Franco Foda: Kritiker haben jetzt erst einmal Pause

Die Italiener sind bisher die am meisten gefeierte Mannschaft der EM. Mit drei Siegen und 7:0 Toren waren sie durch die Vorrunde gerauscht und hatten das Publikum entgegen italienischer Tradition mit attraktivem Offensivfußball begeistert.

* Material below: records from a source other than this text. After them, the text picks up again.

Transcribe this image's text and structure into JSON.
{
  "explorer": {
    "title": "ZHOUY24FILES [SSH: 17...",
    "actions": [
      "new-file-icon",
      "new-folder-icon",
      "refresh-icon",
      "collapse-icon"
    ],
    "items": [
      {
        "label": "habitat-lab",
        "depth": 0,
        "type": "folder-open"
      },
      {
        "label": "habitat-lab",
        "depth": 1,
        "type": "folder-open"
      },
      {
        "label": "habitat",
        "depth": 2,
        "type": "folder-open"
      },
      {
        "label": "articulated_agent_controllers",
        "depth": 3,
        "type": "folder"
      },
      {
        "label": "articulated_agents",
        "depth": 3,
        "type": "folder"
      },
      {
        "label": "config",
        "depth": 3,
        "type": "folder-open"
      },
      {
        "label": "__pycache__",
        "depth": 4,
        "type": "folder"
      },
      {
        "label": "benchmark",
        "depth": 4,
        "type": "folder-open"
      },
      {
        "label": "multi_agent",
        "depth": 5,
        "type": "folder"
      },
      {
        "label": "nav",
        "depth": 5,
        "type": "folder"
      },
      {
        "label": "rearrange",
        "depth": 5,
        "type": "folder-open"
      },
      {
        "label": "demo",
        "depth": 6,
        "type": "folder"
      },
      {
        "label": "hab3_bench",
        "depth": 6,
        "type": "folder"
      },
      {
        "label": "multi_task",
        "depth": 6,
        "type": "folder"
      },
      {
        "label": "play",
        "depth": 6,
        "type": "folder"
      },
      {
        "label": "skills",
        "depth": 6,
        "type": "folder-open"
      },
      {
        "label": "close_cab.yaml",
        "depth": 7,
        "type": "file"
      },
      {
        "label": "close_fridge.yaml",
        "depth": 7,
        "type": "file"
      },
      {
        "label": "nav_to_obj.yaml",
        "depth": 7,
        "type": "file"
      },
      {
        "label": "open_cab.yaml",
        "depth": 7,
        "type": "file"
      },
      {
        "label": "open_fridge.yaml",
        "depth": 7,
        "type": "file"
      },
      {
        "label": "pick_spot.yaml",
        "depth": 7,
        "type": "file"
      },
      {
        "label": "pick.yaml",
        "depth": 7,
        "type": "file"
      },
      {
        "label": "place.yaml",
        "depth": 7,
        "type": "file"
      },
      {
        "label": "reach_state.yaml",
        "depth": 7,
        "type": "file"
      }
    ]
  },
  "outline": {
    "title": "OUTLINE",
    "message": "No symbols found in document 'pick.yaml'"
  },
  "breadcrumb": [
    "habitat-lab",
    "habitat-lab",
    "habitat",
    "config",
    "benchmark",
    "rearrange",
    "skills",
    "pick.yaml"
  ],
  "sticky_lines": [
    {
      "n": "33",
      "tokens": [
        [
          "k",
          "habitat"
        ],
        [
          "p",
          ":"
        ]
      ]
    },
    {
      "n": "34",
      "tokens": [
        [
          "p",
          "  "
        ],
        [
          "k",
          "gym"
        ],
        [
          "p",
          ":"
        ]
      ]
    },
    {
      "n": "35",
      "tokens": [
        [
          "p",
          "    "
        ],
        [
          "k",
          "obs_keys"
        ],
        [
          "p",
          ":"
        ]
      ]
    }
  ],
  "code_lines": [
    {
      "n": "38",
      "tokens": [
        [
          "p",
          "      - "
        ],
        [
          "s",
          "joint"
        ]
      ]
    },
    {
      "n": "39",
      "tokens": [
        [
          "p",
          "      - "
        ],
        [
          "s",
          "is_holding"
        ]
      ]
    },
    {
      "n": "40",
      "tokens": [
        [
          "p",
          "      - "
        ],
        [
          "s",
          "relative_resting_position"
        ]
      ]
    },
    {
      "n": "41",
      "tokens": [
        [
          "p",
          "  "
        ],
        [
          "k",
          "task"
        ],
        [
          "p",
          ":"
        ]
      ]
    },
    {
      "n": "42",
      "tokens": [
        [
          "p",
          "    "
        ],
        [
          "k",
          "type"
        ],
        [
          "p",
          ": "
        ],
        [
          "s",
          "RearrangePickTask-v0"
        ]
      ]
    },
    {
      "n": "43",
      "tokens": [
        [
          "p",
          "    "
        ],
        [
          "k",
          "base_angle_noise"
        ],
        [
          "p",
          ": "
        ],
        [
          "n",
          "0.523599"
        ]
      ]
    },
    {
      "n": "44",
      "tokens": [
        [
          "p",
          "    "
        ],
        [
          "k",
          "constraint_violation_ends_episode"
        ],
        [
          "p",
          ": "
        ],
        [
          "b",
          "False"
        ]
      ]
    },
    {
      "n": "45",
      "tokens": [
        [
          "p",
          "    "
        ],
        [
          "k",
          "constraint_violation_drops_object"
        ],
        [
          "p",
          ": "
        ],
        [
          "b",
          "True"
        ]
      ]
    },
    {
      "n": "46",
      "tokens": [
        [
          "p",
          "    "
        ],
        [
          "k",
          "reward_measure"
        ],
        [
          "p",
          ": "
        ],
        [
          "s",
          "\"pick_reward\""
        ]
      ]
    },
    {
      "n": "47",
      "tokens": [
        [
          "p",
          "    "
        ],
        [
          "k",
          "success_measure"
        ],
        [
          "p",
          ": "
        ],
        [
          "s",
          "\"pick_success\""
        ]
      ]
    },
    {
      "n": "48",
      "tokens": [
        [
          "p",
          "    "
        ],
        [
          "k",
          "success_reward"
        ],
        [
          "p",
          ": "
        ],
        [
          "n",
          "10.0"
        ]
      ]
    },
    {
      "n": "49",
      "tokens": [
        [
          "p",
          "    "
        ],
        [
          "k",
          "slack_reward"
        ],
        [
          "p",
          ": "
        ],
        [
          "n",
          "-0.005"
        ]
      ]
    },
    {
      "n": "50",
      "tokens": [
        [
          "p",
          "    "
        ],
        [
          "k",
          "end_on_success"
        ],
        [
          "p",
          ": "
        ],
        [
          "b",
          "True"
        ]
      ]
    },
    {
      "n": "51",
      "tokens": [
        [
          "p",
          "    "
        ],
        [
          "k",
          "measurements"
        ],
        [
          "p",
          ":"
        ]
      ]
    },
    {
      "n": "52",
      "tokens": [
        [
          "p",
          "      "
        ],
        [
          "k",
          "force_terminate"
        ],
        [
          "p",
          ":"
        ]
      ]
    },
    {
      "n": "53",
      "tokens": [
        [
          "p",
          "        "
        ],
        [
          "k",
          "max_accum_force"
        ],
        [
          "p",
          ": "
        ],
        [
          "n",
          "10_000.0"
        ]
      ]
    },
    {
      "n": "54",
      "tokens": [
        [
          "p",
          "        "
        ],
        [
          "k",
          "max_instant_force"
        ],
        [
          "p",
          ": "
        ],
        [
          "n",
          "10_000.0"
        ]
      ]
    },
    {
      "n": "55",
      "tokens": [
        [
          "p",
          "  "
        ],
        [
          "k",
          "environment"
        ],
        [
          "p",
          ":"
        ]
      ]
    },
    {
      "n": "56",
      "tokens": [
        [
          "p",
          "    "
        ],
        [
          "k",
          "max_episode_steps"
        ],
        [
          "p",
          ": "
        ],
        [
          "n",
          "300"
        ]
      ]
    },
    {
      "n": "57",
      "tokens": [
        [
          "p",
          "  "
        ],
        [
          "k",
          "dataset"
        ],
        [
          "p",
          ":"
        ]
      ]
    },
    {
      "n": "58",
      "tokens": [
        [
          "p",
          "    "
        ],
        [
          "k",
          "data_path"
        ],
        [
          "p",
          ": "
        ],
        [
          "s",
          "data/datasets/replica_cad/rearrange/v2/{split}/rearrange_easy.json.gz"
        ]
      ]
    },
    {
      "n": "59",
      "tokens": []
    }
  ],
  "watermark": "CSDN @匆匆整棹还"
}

Gegen Österreich wurden sie zum ersten Mal richtig geprüft, und es hätte nicht viel gefehlt, dann wären sie durch die Prüfung gefallen.

Nach einer ersten Halbzeit, in der Italien Chance um Chance vergab, hatte Österreich nach dem Wechsel mehrere gute Gelegenheiten – und feierte tatsächlich die Führung durch Arnautović, ehe der Videoschiedsrichter intervenierte. Am Ende scheiterte Österreich bei seinem ersten Spiel in einer K.o.-Runde seit 1954, aber es scheiterte heldenhaft, zumindest nach eigener Ansicht: “Heroisch! Packend! Unverdient!” – so fasste der österreichische Verband ÖFB die Partie und ihr Ergebnis auf seiner Internetseite zusammen. Der umstrittene deutsche Trainer Franco Foda sagte zum Abschied aus dem Turnier: “Jetzt haben die Kritiker zwei, drei Wochen Pause. Danach dürfen sie uns wieder kritisieren.”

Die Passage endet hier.